Mornington House was the Dublin social season Georgian residence of the Earls of Mornington at 24 Merrion Street, close to Leinster House.

Arthur Wellesley, the fourth son of Garret Wesley, 1st Earl of Mornington, later a Field Marshal (1813), then 1st Duke of Wellington (1814) and British prime minister, is said to have been born there, though other sources suggest he was born in the family's country seat, Dangan Castle, near Summerhill, County Meath. His mother gave 1 May as his birthday, and he himself so kept it, but the nurse affirmed that he was born on 6 March at Dangan Castle, Co. Meath. The registry of St. Peter's Church, Aungier Street, Dublin, shows that he was christened there on 30 April 1769, and the May number of Exshaw's Gentleman's Magazine has "April 29. The Countess of Mornington of a son." The Dublin Gazette of 2–4 May dates the event "a few days ago, in Merrion Street".

The house was later sold and for most of the twentieth century was the headquarters of the Irish Land Commission. For some years it was considered as a possible residence for the Taoiseach (Prime Minister) of Ireland. It was, however, sold in the 1990s and is now a popular international hotel. The Merrion Hotel comprises a block of four houses in a terrace on Upper Merrion Street, of which Mornington House is the leftmost when viewed from the front. The houses were built in the 1760s by Charles Monck, 1st Viscount Monck for wealthy Irish merchants and nobility. He lived in No. 22, which became known as Monck House. The hotel also incorporates, as a separate business, Dublin's only 2-star Michelin restaurant, Restaurant Patrick Guilbaud.

The four houses forming the main house of the hotel are typical of domestic Georgian architecture in Ireland. The plain exteriors rely for effect on the carefully worked out classical proportions of the timber sash windows and their relation to the whole façade. The doorcases, with their varied treatment and intricate fanlights, were where the builder could impose some individuality on the building. In most other areas, the normal lease laid down strict requirements.

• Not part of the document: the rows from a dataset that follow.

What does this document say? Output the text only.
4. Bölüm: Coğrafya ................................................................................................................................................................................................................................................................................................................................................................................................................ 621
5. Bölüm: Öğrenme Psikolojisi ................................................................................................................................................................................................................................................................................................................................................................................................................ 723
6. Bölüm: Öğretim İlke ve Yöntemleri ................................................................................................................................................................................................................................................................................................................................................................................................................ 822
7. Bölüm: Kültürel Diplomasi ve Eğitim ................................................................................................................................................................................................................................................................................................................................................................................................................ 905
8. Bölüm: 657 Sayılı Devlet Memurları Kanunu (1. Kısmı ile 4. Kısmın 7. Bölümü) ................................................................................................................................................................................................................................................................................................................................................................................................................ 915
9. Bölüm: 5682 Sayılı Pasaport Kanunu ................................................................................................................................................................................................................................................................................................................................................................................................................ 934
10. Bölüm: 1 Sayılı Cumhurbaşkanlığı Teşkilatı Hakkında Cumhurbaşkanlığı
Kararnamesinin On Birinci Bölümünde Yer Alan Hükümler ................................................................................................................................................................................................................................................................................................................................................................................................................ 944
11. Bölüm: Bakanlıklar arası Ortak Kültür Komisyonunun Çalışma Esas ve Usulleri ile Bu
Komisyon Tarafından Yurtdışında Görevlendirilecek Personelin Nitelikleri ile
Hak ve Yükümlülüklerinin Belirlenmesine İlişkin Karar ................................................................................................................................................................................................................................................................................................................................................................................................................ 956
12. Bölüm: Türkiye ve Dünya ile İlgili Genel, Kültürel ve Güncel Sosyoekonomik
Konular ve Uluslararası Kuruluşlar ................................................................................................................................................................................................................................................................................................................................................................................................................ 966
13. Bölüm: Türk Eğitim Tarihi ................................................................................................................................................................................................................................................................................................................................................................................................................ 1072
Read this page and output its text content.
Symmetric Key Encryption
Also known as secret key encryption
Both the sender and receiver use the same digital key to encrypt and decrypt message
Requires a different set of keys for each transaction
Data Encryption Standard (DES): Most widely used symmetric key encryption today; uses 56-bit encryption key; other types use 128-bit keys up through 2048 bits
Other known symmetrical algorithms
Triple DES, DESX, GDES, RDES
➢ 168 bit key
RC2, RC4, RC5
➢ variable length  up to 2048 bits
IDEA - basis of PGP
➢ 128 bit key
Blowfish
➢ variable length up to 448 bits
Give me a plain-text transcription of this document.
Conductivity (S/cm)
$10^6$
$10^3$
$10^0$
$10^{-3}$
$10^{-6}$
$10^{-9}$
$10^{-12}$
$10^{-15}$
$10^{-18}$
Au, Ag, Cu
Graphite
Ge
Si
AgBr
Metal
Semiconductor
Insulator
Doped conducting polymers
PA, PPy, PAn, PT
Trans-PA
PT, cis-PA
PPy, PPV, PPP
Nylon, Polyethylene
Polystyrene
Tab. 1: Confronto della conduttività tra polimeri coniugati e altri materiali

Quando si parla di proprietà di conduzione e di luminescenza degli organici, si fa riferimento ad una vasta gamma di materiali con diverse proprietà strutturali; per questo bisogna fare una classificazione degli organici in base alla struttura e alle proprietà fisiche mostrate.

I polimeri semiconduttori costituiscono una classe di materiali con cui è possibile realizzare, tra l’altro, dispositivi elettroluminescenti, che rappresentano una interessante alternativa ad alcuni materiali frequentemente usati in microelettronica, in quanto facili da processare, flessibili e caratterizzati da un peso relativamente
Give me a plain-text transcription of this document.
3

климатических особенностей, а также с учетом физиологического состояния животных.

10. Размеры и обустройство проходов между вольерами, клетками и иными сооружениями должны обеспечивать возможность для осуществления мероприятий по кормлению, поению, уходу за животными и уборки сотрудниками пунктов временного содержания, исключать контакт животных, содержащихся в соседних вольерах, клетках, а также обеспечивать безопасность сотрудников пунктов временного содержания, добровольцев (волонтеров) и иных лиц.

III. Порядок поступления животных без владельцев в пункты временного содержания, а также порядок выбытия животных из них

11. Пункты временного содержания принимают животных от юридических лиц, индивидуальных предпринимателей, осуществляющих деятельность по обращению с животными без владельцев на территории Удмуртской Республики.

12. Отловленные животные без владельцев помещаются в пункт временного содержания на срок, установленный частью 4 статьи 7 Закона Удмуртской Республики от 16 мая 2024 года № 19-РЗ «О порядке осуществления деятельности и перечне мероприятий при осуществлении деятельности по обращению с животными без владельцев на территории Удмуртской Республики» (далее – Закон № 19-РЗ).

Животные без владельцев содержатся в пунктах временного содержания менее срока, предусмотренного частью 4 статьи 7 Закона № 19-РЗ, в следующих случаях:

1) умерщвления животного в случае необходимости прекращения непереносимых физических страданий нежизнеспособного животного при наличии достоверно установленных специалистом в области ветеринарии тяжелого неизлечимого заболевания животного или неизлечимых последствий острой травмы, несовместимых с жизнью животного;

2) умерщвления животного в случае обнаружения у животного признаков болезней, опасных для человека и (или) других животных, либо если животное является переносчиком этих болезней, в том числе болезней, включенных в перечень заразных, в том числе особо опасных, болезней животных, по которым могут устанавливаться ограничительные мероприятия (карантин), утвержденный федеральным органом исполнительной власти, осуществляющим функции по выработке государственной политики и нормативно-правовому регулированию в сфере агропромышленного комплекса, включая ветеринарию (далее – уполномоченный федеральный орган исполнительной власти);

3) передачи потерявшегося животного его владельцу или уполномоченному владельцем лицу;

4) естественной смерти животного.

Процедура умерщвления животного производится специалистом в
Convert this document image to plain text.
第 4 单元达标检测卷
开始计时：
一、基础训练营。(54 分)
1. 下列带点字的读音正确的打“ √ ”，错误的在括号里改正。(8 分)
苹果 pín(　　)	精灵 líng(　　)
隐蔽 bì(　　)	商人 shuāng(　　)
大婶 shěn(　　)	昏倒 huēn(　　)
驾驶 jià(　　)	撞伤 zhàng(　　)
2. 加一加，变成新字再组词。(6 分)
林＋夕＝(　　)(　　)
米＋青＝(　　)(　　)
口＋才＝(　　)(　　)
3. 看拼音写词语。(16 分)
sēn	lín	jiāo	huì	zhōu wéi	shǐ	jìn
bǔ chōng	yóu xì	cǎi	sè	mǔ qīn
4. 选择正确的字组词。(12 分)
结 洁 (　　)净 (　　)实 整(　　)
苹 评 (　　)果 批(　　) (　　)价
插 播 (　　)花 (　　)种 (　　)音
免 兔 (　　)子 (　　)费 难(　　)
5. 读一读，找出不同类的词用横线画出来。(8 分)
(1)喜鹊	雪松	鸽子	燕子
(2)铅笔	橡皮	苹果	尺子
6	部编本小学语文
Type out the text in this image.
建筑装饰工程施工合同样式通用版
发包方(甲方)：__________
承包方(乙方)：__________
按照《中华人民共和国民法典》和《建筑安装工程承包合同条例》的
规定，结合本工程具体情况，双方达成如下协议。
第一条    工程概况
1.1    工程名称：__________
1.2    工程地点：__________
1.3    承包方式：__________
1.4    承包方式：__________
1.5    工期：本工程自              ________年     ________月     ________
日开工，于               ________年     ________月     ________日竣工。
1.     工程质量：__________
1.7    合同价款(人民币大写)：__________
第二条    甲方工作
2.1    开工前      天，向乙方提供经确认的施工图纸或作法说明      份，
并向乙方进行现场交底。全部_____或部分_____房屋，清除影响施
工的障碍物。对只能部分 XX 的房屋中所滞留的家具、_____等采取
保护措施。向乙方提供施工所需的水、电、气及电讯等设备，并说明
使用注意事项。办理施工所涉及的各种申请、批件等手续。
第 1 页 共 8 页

Internally, there were no such restrictions. This explains the wealth of varied plasterwork and woodwork contained in the houses. The architectural detail of the houses clearly indicates the progression of their construction. No. 21 has intricate rococo plasterwork and a particularly heavy staircase. The detail lightens as one progresses along the terrace, although No. 22, the first to be built, is an exception. Here the main stair hall and the principal reception rooms have much lighter detailing, in the neo-classical, Adam style. In the midst of this lighter decoration, there are examples of heavier detail, such as the intricate Corinthian cornice in the stairwell and the third floor room with coved ceilings and dramatic rococo plasterwork. Monck House was "modernised" in the late 18th century or the beginning of the 19th century.